Les signes avant-coureurs déjà visibles
Fin 2025, plusieurs indicateurs renforcent la thèse d’une période extrêmement difficile :
- Persistance et sophistication accrue des attaques jihadistes malgré les avancées militaires des armées nationales
- Tensions extrêmes avec la CEDEAO (sortie effective des trois pays depuis janvier 2025) et risque de blocus économique déguisé
- Pressions internationales sur l’accès aux financements, aux armes et aux technologies, même si les cours élevés de l’or offrent pour l’instant un coussin financier au Burkina Faso
- Multiplication des campagnes de désinformation visant à terroriser les populations et à fragiliser les transitions militaires
La réponse de l’AES face à l’hiver qui vient
Face à cette perspective sombre, le discours de Traoré n’est pas seulement un constat d’alerte : c’est un appel à la mobilisation générale. Les chantiers prioritaires de l’AES pour traverser cet « hiver » se dessinent clairement :
- Opérationnalisation accélérée de la force antiterroriste conjointe
- Consolidation de l’intégration : passeport commun, Banque confédérale pour l’investissement et le développement (BCID-AES), lancement officiel de la Télévision AES le 23 décembre 2025
- Guerre informationnelle : « Nous résisterons par la communication plutôt que par la violence physique » (Traoré)

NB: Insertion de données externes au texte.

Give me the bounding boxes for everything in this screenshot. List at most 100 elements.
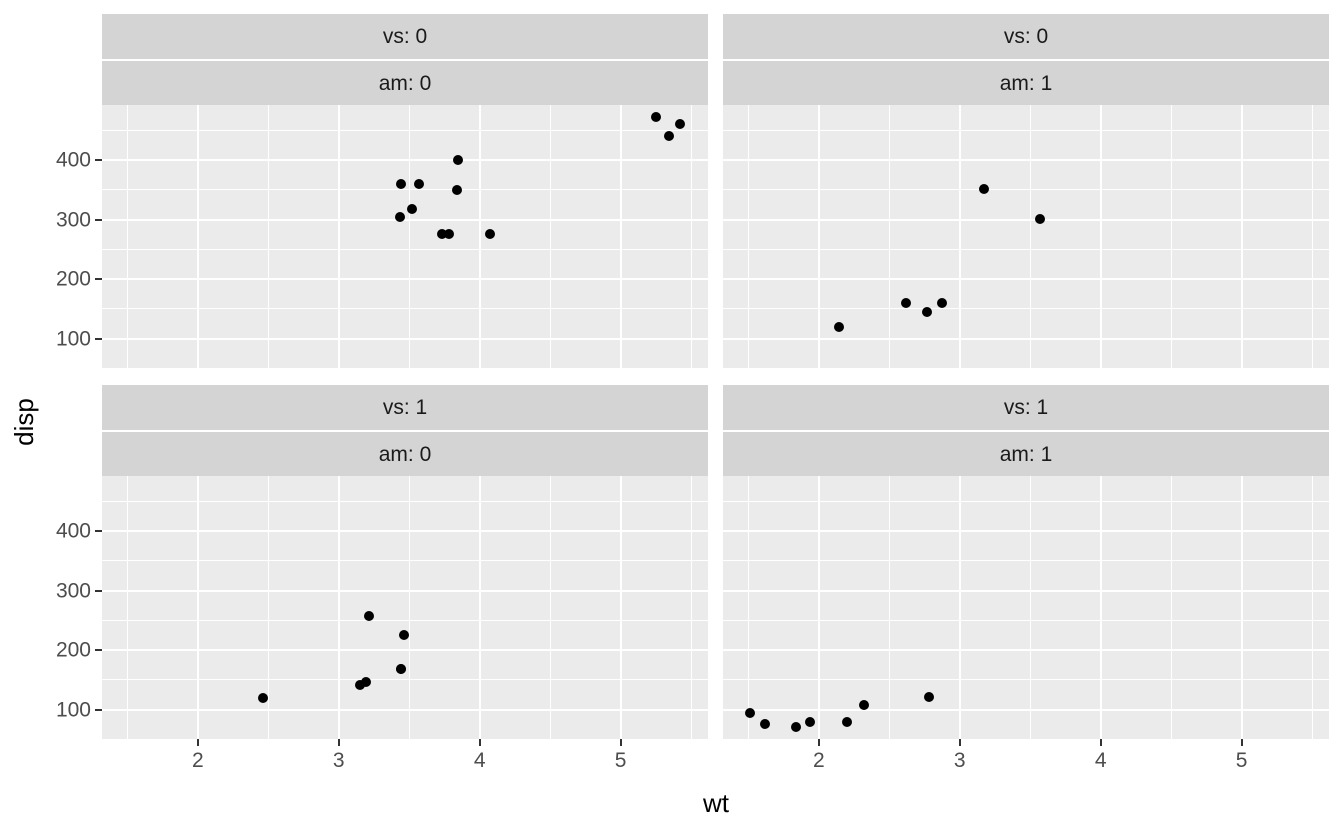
minor-gridline	[1170, 105, 1172, 368]
minor-gridline	[723, 308, 1329, 310]
plot-panel	[723, 476, 1329, 739]
major-gridline	[478, 105, 481, 368]
y-tick-label: 300	[55, 208, 91, 231]
data-point	[395, 212, 406, 223]
minor-gridline	[102, 679, 708, 681]
minor-gridline	[723, 248, 1329, 250]
x-tick-mark	[478, 739, 481, 746]
minor-gridline	[126, 476, 128, 739]
data-point	[675, 119, 686, 130]
major-gridline	[619, 476, 622, 739]
y-tick-mark	[95, 708, 102, 711]
major-gridline	[102, 337, 708, 340]
x-tick-mark	[817, 739, 820, 746]
data-point	[258, 692, 269, 703]
x-tick-mark	[196, 739, 199, 746]
minor-gridline	[723, 189, 1329, 191]
major-gridline	[1240, 476, 1243, 739]
y-tick-label: 200	[55, 267, 91, 291]
facet-vs0-am0: vs: 0 am: 0	[102, 14, 708, 368]
minor-gridline	[549, 105, 551, 368]
major-gridline	[1099, 105, 1102, 368]
data-point	[759, 719, 770, 730]
major-gridline	[102, 589, 708, 592]
y-tick-mark	[95, 649, 102, 652]
y-tick-mark	[95, 589, 102, 592]
major-gridline	[723, 649, 1329, 652]
major-gridline	[337, 105, 340, 368]
y-tick-mark	[95, 158, 102, 161]
strip-label: vs: 0	[1003, 25, 1049, 48]
minor-gridline	[102, 500, 708, 502]
y-tick-label: 300	[55, 579, 91, 602]
major-gridline	[196, 476, 199, 739]
major-gridline	[1240, 105, 1243, 368]
data-point	[804, 717, 815, 728]
x-tick-label: 3	[332, 749, 345, 772]
minor-gridline	[102, 560, 708, 562]
data-point	[398, 630, 409, 641]
x-tick-mark	[619, 739, 622, 746]
data-point	[1035, 213, 1046, 224]
major-gridline	[958, 105, 961, 368]
minor-gridline	[723, 129, 1329, 131]
data-point	[901, 297, 912, 308]
strip-label: am: 0	[378, 71, 432, 95]
x-tick-mark	[337, 739, 340, 746]
minor-gridline	[102, 189, 708, 191]
data-point	[923, 692, 934, 703]
minor-gridline	[723, 560, 1329, 562]
data-point	[452, 154, 463, 165]
data-point	[978, 184, 989, 195]
y-tick-label: 200	[55, 638, 91, 662]
facet-strip-vs: vs: 1	[102, 385, 708, 430]
strip-label: am: 0	[378, 442, 432, 466]
major-gridline	[102, 158, 708, 161]
y-tick-label: 400	[55, 148, 91, 172]
data-point	[443, 228, 454, 239]
x-tick-mark	[958, 739, 961, 746]
major-gridline	[723, 158, 1329, 161]
major-gridline	[337, 476, 340, 739]
minor-gridline	[1170, 476, 1172, 739]
minor-gridline	[102, 248, 708, 250]
major-gridline	[723, 218, 1329, 221]
data-point	[407, 203, 418, 214]
data-point	[650, 111, 661, 122]
facet-vs0-am1: vs: 0 am: 1	[723, 14, 1329, 368]
x-tick-label: 5	[1235, 749, 1248, 772]
facet-vs1-am1: vs: 1 am: 1	[723, 385, 1329, 739]
minor-gridline	[723, 619, 1329, 621]
data-point	[484, 228, 495, 239]
y-tick-mark	[95, 337, 102, 340]
data-point	[436, 228, 447, 239]
data-point	[790, 722, 801, 732]
minor-gridline	[1311, 105, 1313, 368]
data-point	[452, 184, 463, 195]
strip-label: am: 1	[999, 71, 1053, 95]
data-point	[922, 306, 933, 317]
major-gridline	[478, 476, 481, 739]
data-point	[842, 717, 853, 728]
data-point	[745, 707, 756, 718]
facet-strip-am: am: 0	[102, 432, 708, 476]
plot-panel	[102, 105, 708, 368]
minor-gridline	[408, 476, 410, 739]
facet-strip-am: am: 1	[723, 432, 1329, 476]
minor-gridline	[408, 105, 410, 368]
major-gridline	[817, 476, 820, 739]
data-point	[354, 680, 365, 691]
y-tick-label: 100	[55, 327, 91, 351]
minor-gridline	[102, 308, 708, 310]
facet-strip-vs: vs: 0	[723, 14, 1329, 59]
data-point	[937, 297, 948, 308]
x-tick-label: 4	[1094, 749, 1107, 772]
strip-label: vs: 1	[1003, 396, 1049, 419]
minor-gridline	[1311, 476, 1313, 739]
data-point	[364, 610, 375, 621]
major-gridline	[723, 589, 1329, 592]
minor-gridline	[888, 476, 890, 739]
minor-gridline	[723, 500, 1329, 502]
x-tick-label: 5	[614, 749, 627, 772]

- Unité absolue : « Soit nous nous unissons via l’AES et nous survivons, soit nous disparaissons dans l’esclavage »
Le capitaine Traoré a conclu sur une note prophétique : l’Afrique doit choisir entre l’unité souveraine douloureuse mais salvatrice, ou la division et la soumission.
Perspectives pour les prochains mois
L’année 2026 s’annonce comme un moment charnière pour l’AES. Si l’avertissement de Traoré se vérifie, on peut anticiper :
- Une recrudescence des violences et des tentatives de déstabilisation interne
- Une polarisation régionale encore plus marquée avec les pays restés dans la CEDEAO
- Des négociations difficiles sur la scène internationale, notamment avec les partenaires traditionnels occidentaux
- Mais aussi une accélération des projets d’intégration et une possible extension de l’Alliance (rumeurs persistantes sur le Togo, le Tchad, voire d’autres pays)
Pour les partisans du capitaine Traoré, cet « hiver noir » est le prix douloureux mais nécessaire à payer pour une véritable indépendance. Pour ses détracteurs, c’est une rhétorique guerrière qui masque les immenses défis internes : insécurité persistante, crise humanitaire massive et fragilité économique.
Une chose est sûre : le 23 décembre 2025 à Bamako, Ibrahim Traoré n’a pas seulement pris la présidence de l’AES. Il a lancé un cri de ralliement qui résonnera longtemps dans le Sahel et au-delà.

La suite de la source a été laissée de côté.